第108話

「そうするとあまり時間がないな……稼げて3日って所か?」


「稼げて?何が3日なんだ?」


すこしはグランカスは頭を使えよ思うが、教えておいた方がいいな。


「ああ、それは簡単に言えば俺は元々無一文だったからな。普通に考えればお金がないと生きていけない、だから協力者がいると思われるまでのタイムりミッドだ」


「なるほどな、でも冒険者になればいいんじゃないか?」


俺はそれは無理だと伝える。


「市民権がないのか?なら発行してやろうか?」


「ふむ……」


それも悪い手ではないのだが……って出来るのかよ?


「市民権って簡単に発行できる物なのか?」


「俺達は奴隷商人だからな、奴隷用の市民権を発行する権利は総督府から許可が下りてる」


「なるほど……だがそれはやめておいたほうがいいな」


「どうしてだ?」


「お前は少しは物事を考える癖をつけろ!まずな、相手が考える事を考えろ。俺の今の現状が、無一文でドレス姿だろ?それだと相手はドレスを売って換金してお金にする事とかを考えるわけだ、そうすると古着関係や洋服、布を含めた買い取りをしてる店には総督府の目が光る事になる。

次に、冒険者ギルドにも総督府は張り込むだろうな。いくら登録できないとは言え何かがある可能性も無いわけじゃないからな」


「そういうことか」


グランカスは納得したように頭を上下に揺らしていたが、俺は今後の事を考えていく。

まず相手を騙せるのは最長3日、最短では1日から2日程度だろう。

それ以上は、総督府が違和感に気づく可能性が非常に高い。

他の海爵の情報も欲しいんだが、どうしたらいいものか。


「なるほどな……」


俺はお金を調達するいい方法を見つけた。





海洋国家ルグニカに存在する衛星都市スメラギと衛星都市エルノの中間に位置する街道で草薙と騎士たちが対峙していた。
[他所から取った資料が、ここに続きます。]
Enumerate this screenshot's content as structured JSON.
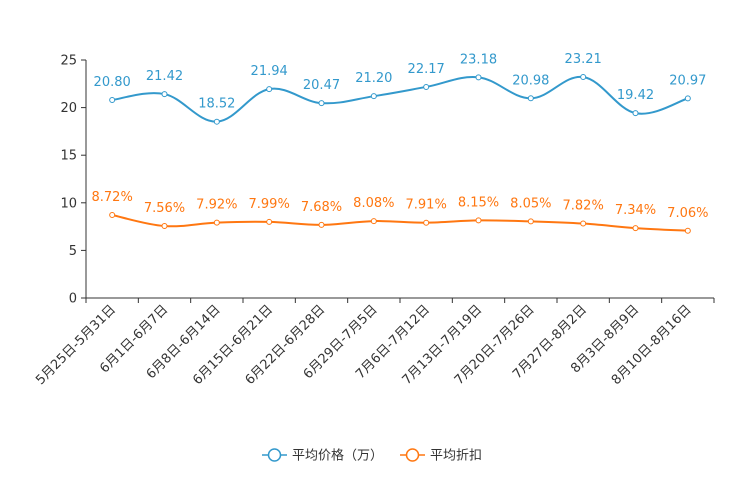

「とうとう見つけたぞ!クサナギ!総督府に刃向う逆賊め!」


「……」


「貴様の捕縛命令がスメラギ総督府から出ている、逃げる事はできないぞ?」


金属鎧(フルプレート)を身に纏った12人の騎士たちが腰から獲物を抜き口上を上げてくる。

さて、今日も稼ぎの時間だ。




「……ふむ……なかなかの稼ぎだな」


殺してないがヒール講座を施した騎士の方々は、その場で燃え尽きたように座っていた。


「金貨71枚と銀貨151枚と銅貨77枚か」


日本円に直すなら金貨が1枚1万円、銀貨が1枚1000円、銅貨が1枚100円だから868700円の稼ぎか……まぁまぁの稼ぎだな。


「勇敢な勇者であり偉大なる騎士の皆様?」


俺はニコリと微笑みながら、俺のヒール講座を体験して身も心も解された方々へ声をかける。

真っ白に燃え尽きた騎士の方々は俺を見て失神する者や泡を吹くものなど様々だ。


「お仕事で体が疲れましたらいつでもお越しくださいね?ヒールをいたしますから」


あっ、最後の人も失神した。

どうやら俺のヒールはずいぶんとお気に召して頂けたようだ。

それにしても、ずいぶん稼げたな……。

これで総督府スメラギからの金銭供与は4回目になる。しめて金貨381枚銀貨871枚銅貨1344枚だ、硬貨を入れた袋もかなり大きくなっており移動にかなり困るんだがそれは後で考えるとしよう。

さあ、奴隷解放を歌ってる海爵が治める衛星都市エルノまではあと3日の距離だ!


きっと素晴らしい都市なのだろう。